The meeting’s final document, which the Pontifical Council for Migrants and Travelers, the organizer of the congress, sent to ZENIT this Friday, states that this ministry “enables one to receive pilgrims with a spirit of openness and fraternity.”
 
The close to 250 persons from 70 countries who took part in the congress stressed that “this reception must keep in mind and respond, certainly, to the variety of motivations that drive pilgrims.”
 
In the opinion of the directors of shrines, one must take into account what is specific about each group and person that visits a shrine, as well as “the expectations of their hearts and their genuine spiritual needs.”
 
“A variety of pilgrims exacts from us a diverse reception,” the document notes, which takes up the spirit of the message the Pope sent to the congress.
 
The participants in the meeting expressed the special desire to promote pilgrimages among young people.

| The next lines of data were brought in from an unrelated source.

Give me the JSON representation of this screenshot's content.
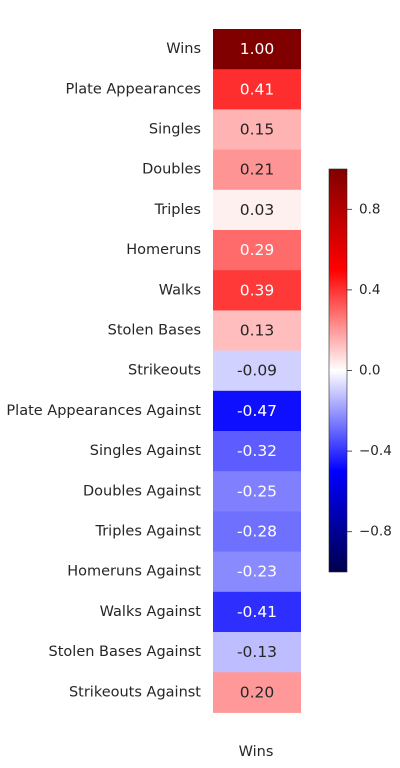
{
  "chart_data": {
    "type": "heatmap",
    "colormap": "seismic",
    "vmin": -1.0,
    "vmax": 1.0,
    "columns": [
      "Wins"
    ],
    "rows": [
      "Wins",
      "Plate Appearances",
      "Singles",
      "Doubles",
      "Triples",
      "Homeruns",
      "Walks",
      "Stolen Bases",
      "Strikeouts",
      "Plate Appearances Against",
      "Singles Against",
      "Doubles Against",
      "Triples Against",
      "Homeruns Against",
      "Walks Against",
      "Stolen Bases Against",
      "Strikeouts Against"
    ],
    "values": [
      1.0,
      0.41,
      0.15,
      0.21,
      0.03,
      0.29,
      0.39,
      0.13,
      -0.09,
      -0.47,
      -0.32,
      -0.25,
      -0.28,
      -0.23,
      -0.41,
      -0.13,
      0.2
    ],
    "annotations": [
      "1.00",
      "0.41",
      "0.15",
      "0.21",
      "0.03",
      "0.29",
      "0.39",
      "0.13",
      "-0.09",
      "-0.47",
      "-0.32",
      "-0.25",
      "-0.28",
      "-0.23",
      "-0.41",
      "-0.13",
      "0.20"
    ],
    "colorbar": {
      "ticks": [
        0.8,
        0.4,
        0.0,
        -0.4,
        -0.8
      ],
      "tick_labels": [
        "0.8",
        "0.4",
        "0.0",
        "−0.4",
        "−0.8"
      ]
    }
  }
}
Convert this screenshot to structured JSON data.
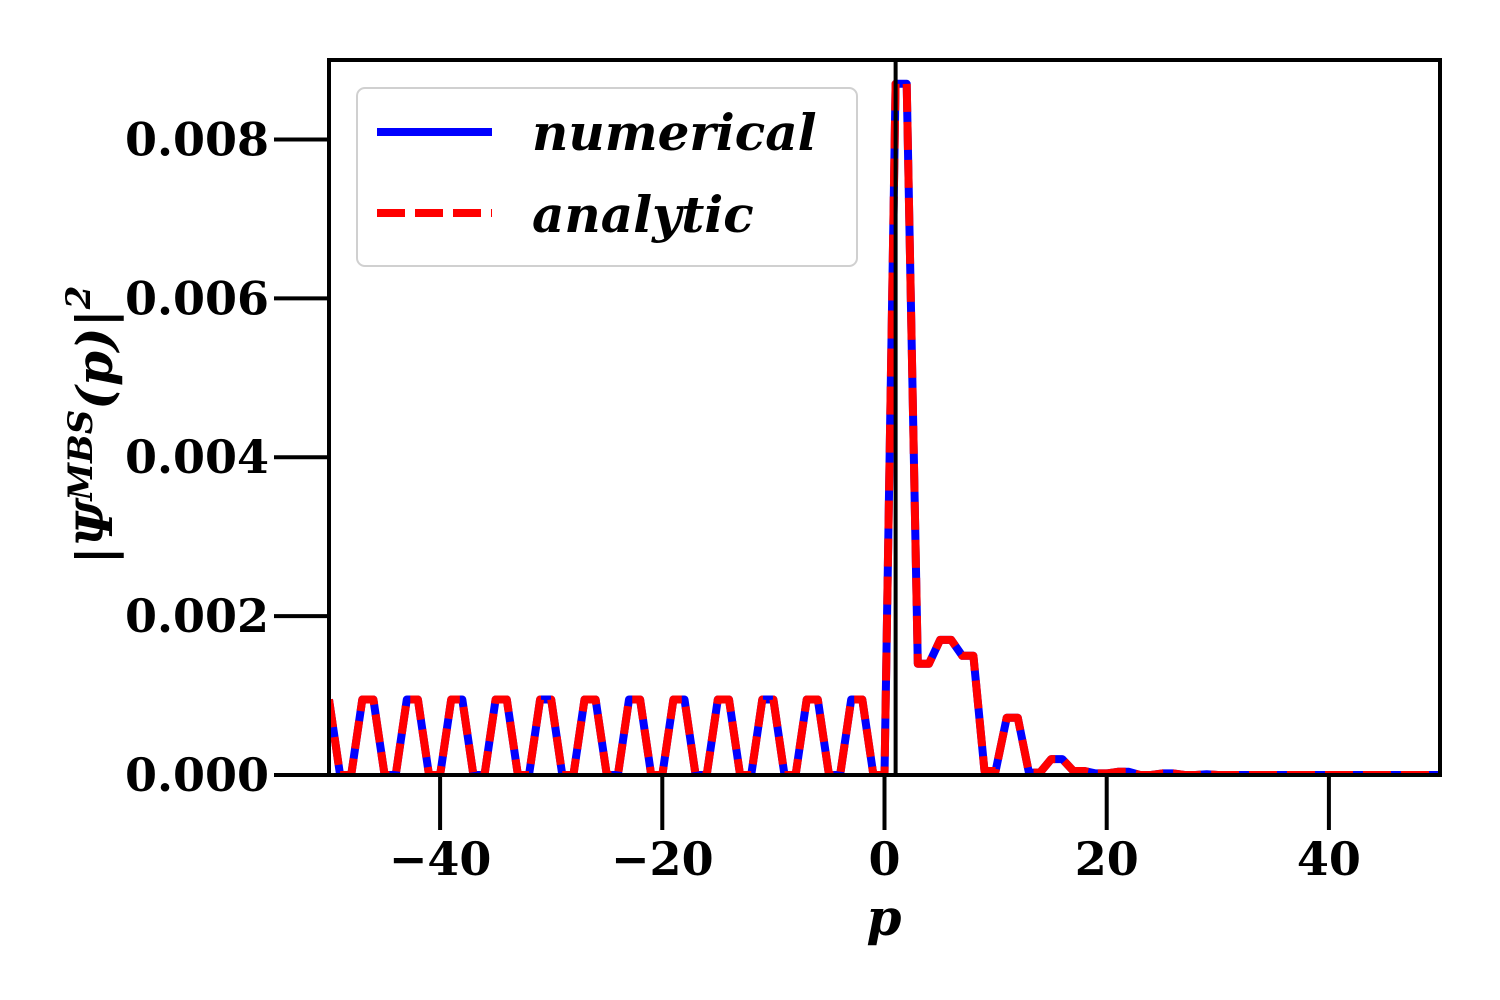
{
  "chart_data": {
    "type": "line",
    "xlabel": "p",
    "ylabel": "|Ψ^{MBS}(p)|²",
    "ylabel_parts": {
      "base": "|Ψ",
      "sup": "MBS",
      "mid": "(p)|",
      "exp": "2"
    },
    "xlim": [
      -50,
      50
    ],
    "ylim": [
      0,
      0.009
    ],
    "xticks": [
      -40,
      -20,
      0,
      20,
      40
    ],
    "xtick_labels": [
      "−40",
      "−20",
      "0",
      "20",
      "40"
    ],
    "yticks": [
      0,
      0.002,
      0.004,
      0.006,
      0.008
    ],
    "ytick_labels": [
      "0.000",
      "0.002",
      "0.004",
      "0.006",
      "0.008"
    ],
    "vline_x": 1,
    "legend_position": "upper-left",
    "series": [
      {
        "name": "numerical",
        "color": "#0000ff",
        "style": "solid",
        "x": [
          -50,
          -49,
          -48,
          -47,
          -46,
          -45,
          -44,
          -43,
          -42,
          -41,
          -40,
          -39,
          -38,
          -37,
          -36,
          -35,
          -34,
          -33,
          -32,
          -31,
          -30,
          -29,
          -28,
          -27,
          -26,
          -25,
          -24,
          -23,
          -22,
          -21,
          -20,
          -19,
          -18,
          -17,
          -16,
          -15,
          -14,
          -13,
          -12,
          -11,
          -10,
          -9,
          -8,
          -7,
          -6,
          -5,
          -4,
          -3,
          -2,
          -1,
          0,
          1,
          2,
          3,
          4,
          5,
          6,
          7,
          8,
          9,
          10,
          11,
          12,
          13,
          14,
          15,
          16,
          17,
          18,
          19,
          20,
          21,
          22,
          23,
          24,
          25,
          26,
          27,
          28,
          29,
          30,
          35,
          40,
          45,
          50
        ],
        "y": [
          0.00095,
          0.0,
          0.0,
          0.00095,
          0.00095,
          0.0,
          0.0,
          0.00095,
          0.00095,
          0.0,
          0.0,
          0.00095,
          0.00095,
          0.0,
          0.0,
          0.00095,
          0.00095,
          0.0,
          0.0,
          0.00095,
          0.00095,
          0.0,
          0.0,
          0.00095,
          0.00095,
          0.0,
          0.0,
          0.00095,
          0.00095,
          0.0,
          0.0,
          0.00095,
          0.00095,
          0.0,
          0.0,
          0.00095,
          0.00095,
          0.0,
          0.0,
          0.00095,
          0.00095,
          0.0,
          0.0,
          0.00095,
          0.00095,
          0.0,
          0.0,
          0.00095,
          0.00095,
          0.0,
          0.0,
          0.0087,
          0.0087,
          0.0014,
          0.0014,
          0.0017,
          0.0017,
          0.0015,
          0.0015,
          5e-05,
          5e-05,
          0.00072,
          0.00072,
          3e-05,
          3e-05,
          0.0002,
          0.0002,
          5e-05,
          5e-05,
          2e-05,
          2e-05,
          4e-05,
          4e-05,
          0.0,
          0.0,
          2e-05,
          2e-05,
          0.0,
          0.0,
          1e-05,
          0.0,
          0.0,
          0.0,
          0.0,
          0.0
        ]
      },
      {
        "name": "analytic",
        "color": "#ff0000",
        "style": "dashed",
        "x": [
          -50,
          -49,
          -48,
          -47,
          -46,
          -45,
          -44,
          -43,
          -42,
          -41,
          -40,
          -39,
          -38,
          -37,
          -36,
          -35,
          -34,
          -33,
          -32,
          -31,
          -30,
          -29,
          -28,
          -27,
          -26,
          -25,
          -24,
          -23,
          -22,
          -21,
          -20,
          -19,
          -18,
          -17,
          -16,
          -15,
          -14,
          -13,
          -12,
          -11,
          -10,
          -9,
          -8,
          -7,
          -6,
          -5,
          -4,
          -3,
          -2,
          -1,
          0,
          1,
          2,
          3,
          4,
          5,
          6,
          7,
          8,
          9,
          10,
          11,
          12,
          13,
          14,
          15,
          16,
          17,
          18,
          19,
          20,
          21,
          22,
          23,
          24,
          25,
          26,
          27,
          28,
          29,
          30,
          35,
          40,
          45,
          50
        ],
        "y": [
          0.00095,
          0.0,
          0.0,
          0.00095,
          0.00095,
          0.0,
          0.0,
          0.00095,
          0.00095,
          0.0,
          0.0,
          0.00095,
          0.00095,
          0.0,
          0.0,
          0.00095,
          0.00095,
          0.0,
          0.0,
          0.00095,
          0.00095,
          0.0,
          0.0,
          0.00095,
          0.00095,
          0.0,
          0.0,
          0.00095,
          0.00095,
          0.0,
          0.0,
          0.00095,
          0.00095,
          0.0,
          0.0,
          0.00095,
          0.00095,
          0.0,
          0.0,
          0.00095,
          0.00095,
          0.0,
          0.0,
          0.00095,
          0.00095,
          0.0,
          0.0,
          0.00095,
          0.00095,
          0.0,
          0.0,
          0.0087,
          0.0087,
          0.0014,
          0.0014,
          0.0017,
          0.0017,
          0.0015,
          0.0015,
          5e-05,
          5e-05,
          0.00072,
          0.00072,
          3e-05,
          3e-05,
          0.0002,
          0.0002,
          5e-05,
          5e-05,
          2e-05,
          2e-05,
          4e-05,
          4e-05,
          0.0,
          0.0,
          2e-05,
          2e-05,
          0.0,
          0.0,
          1e-05,
          0.0,
          0.0,
          0.0,
          0.0,
          0.0
        ]
      }
    ]
  }
}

They also said that the necessary quality reception in shrines “implies, among other things, on the part of the directors an active and attentive presence and a kind attitude.”
 
Conscious of the fact that it is not always possible to receive pilgrims personally, they agreed that other elements then are especially important.
 
Among them, they mentioned “the dignity of the liturgical celebrations and of the expressions of popular piety, the atmosphere of respect and recollection, order and security, care of the area, correct sign posting and an appropriate architecture without barriers.”
 
Also “the support of printed materials and of the new technologies, the creation of adequate and welcoming physical spaces for each category of persons and for each specific use (chapels of adoration and of Reconciliation, information points, museums, etc.), avoiding the perception of commercialization in the sacred space.”
 
The meeting’s final document, dated Sept. 30, also includes other concrete actions that can contribute to an appropriate reception, such as
“making statistical and sociological studies of the types of pilgrims as well as the motives that drive them to go on pilgrimage to a shrine.”
 
Also to promote volunteer workers for the reception and formation of all the agents involved in the life of the shrine, to take care especially of the preparation and training of those priests who exercise the ministry of the Word and of Reconciliation there, and finally “to define very clearly the charism of the shrine.”
 
In this connection, the directors of shrines and pilgrimages consider necessary “the elaboration of a pastoral plan for reception and evangelization, which includes and coordinates all the elements pointed out,” as well as “an annual objective.”
 
Evangelize first
 
The final document also reflects the conviction of the participants that the primary objective of pilgrimages is evangelization.
 
“We have become increasingly conscious of this possibility in the last decades, in which we have passed from a ‘devotional practice’ to a ‘pilgrimage ministry,'” states the text.
 
In this connection, the participants assumed the Pope’s five proposals to further the evangelizing potential of pilgrimages: “to take advantage of the capacity of convocation that characterizes them; to take care of the reception we offer; to be attuned to the questions that spring from the heart of the pilgrim; to be faithful to the Christian character of pilgrimages, without reductionism; and to help the pilgrim discover that his journey has an objective.”
 
To foster evangelization, the text states the “sum of efforts of all the agents involved” is needed in coordinating the work with the diocesan pastoral program, with other shrines and parishes, and with tourist and civil entities.
 
The final document highlights the function of episcopal conferences in the coordination of the pastoral of pilgrimages and shrines.
 
In this connection, the participants asked the pontifical council to urge episcopates to designate a bishop-promoter, to coordinate meetings of directors of shrines, and elaborate catechetical materials.